Als ich ihn das erste Mal von nahem sah, fiel mir sein Walter-Ulbricht-Kinnbart auf (Foto: das Original), der dank seines fortgeschrittenen Alters weiß gefärbt war. Und wie sich rasch herausstellte, teilte der Zeitungsmann auch den Zungenschlag mit dem einstigen SED-Chef.
„Was für ein Ess-zeh-hoa-Weddor!“, begrüßte er mich gestern so fröhlich wie trefflich mit einer gleichwohl schamhaften Umschreibung der meteorologischen Gesamtlage.
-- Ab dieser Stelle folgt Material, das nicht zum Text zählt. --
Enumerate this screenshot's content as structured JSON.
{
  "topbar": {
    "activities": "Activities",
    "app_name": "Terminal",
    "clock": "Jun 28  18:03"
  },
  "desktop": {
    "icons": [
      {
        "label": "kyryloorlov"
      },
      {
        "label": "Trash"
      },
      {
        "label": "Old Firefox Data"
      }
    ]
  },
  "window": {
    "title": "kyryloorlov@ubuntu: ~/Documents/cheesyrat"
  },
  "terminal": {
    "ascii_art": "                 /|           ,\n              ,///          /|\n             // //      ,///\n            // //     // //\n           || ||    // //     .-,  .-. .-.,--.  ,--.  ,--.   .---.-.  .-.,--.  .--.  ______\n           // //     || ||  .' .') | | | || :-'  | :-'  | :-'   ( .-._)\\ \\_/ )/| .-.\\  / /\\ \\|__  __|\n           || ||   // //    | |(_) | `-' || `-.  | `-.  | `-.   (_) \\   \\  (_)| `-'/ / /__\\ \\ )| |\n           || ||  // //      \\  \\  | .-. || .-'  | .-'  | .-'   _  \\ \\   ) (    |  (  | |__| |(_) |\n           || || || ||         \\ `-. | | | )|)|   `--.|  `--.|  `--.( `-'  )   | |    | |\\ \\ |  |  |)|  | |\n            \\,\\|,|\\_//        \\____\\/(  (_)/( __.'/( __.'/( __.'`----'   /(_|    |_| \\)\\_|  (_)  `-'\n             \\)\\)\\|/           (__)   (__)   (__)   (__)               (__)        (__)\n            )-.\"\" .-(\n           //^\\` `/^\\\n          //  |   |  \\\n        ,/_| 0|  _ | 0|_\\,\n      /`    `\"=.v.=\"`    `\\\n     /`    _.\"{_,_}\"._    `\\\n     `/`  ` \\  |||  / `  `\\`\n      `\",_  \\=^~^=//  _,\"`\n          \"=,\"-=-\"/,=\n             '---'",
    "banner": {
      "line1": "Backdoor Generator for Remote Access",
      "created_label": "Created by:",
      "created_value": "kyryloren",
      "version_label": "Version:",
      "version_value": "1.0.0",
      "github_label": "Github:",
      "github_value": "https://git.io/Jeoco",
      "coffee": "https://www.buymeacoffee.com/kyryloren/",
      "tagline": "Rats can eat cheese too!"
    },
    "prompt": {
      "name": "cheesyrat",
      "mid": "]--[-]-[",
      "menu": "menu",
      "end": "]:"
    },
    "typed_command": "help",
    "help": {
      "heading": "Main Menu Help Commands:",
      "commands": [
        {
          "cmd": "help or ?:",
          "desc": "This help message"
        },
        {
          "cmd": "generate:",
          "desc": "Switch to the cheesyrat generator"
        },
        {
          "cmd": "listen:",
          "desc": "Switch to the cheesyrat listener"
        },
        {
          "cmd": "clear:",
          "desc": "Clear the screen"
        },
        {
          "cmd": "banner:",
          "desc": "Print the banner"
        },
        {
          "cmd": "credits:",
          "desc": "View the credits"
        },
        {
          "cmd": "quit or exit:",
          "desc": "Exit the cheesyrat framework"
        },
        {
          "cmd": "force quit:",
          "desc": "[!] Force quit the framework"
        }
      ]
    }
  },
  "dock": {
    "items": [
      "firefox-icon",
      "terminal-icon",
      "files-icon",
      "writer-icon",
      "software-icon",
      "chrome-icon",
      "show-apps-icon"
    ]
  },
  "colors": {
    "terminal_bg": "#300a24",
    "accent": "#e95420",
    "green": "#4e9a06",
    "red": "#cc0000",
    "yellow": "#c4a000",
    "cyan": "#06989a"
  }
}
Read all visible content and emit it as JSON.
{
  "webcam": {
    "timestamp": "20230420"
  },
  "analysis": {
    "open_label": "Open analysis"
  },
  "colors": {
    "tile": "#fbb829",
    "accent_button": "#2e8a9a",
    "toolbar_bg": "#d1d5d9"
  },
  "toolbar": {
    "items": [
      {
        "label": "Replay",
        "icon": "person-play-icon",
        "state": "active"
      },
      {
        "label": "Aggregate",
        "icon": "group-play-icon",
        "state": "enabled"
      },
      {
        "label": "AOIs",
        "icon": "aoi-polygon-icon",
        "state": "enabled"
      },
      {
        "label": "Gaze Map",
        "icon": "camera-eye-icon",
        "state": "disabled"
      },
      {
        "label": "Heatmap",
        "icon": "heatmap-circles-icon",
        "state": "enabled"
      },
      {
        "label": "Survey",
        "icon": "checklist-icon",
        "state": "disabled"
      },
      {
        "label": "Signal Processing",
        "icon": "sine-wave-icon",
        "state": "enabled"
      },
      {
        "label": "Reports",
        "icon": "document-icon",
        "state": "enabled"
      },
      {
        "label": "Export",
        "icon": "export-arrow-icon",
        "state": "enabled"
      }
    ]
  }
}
Heute hingegen lachte nicht nur er, sondern uns beiden auch die Frühlingssonne. „Eine Mopo bitte“, sagte ich.
„Eine Möpö!“, juchzte der Sachse erfreut auf, „un ich dochde schön, eine BILD. BILD is nämlich aus. Viele forgässen: Mir läh’m im Kombjuderzeidaldor“, führte er weltläufig aus, „wenn mor orwends zu viele Exemblore zerügggibd, grischd mor am nägsde Doach ’s Gönding’gend gegörzd. Vom Gombjudor. Döshalb is de BILD aus.“
„Ich brauche sowieso keine BILD“, beruhigte ich ihn, „sondern die Mopo.“ „Eine Möpö“, strahlte der Sachse mit im Morgenlicht tanzenden Ulbricht-Bart, „hier, bidde sähr.“
Ich zahlte 60 Cent und fuhr weiter – in der Gewissheit, einen Menschen kennengelernt zu haben, der einst die DDR überlebt hatte und jetzt, im Westen, wegen stockender Verkäufe das BILD-Kontingent gekürzt bekommt.
Was kann es Schönres gäh’m?
Da geht`mers Herz auf! Ich liebe Sächsisch, weiß auch nicht warum. Bin in Hamburg geboren, groß geworden und noch nie in Sachsen gewesen. Aber ich liebe es. Eine unerotischere Sprache gibt es eigentlich gar nicht. Man stelle sich eine sexy Frau vor mit allen körperlichen Attributen, die Mann sich so vorstellen kann und die macht dann den Mund auf und babbelt Sächsisch. Das wars. Ende, aus, da geht nichts mehr. Da hilft selbst kein Viagra mehr. Umgekehrt sicher auch. Ein Dolph Lundgren, der sächsisch spricht, hätte nie in Rocky IV (oder wars 3) auftreten können.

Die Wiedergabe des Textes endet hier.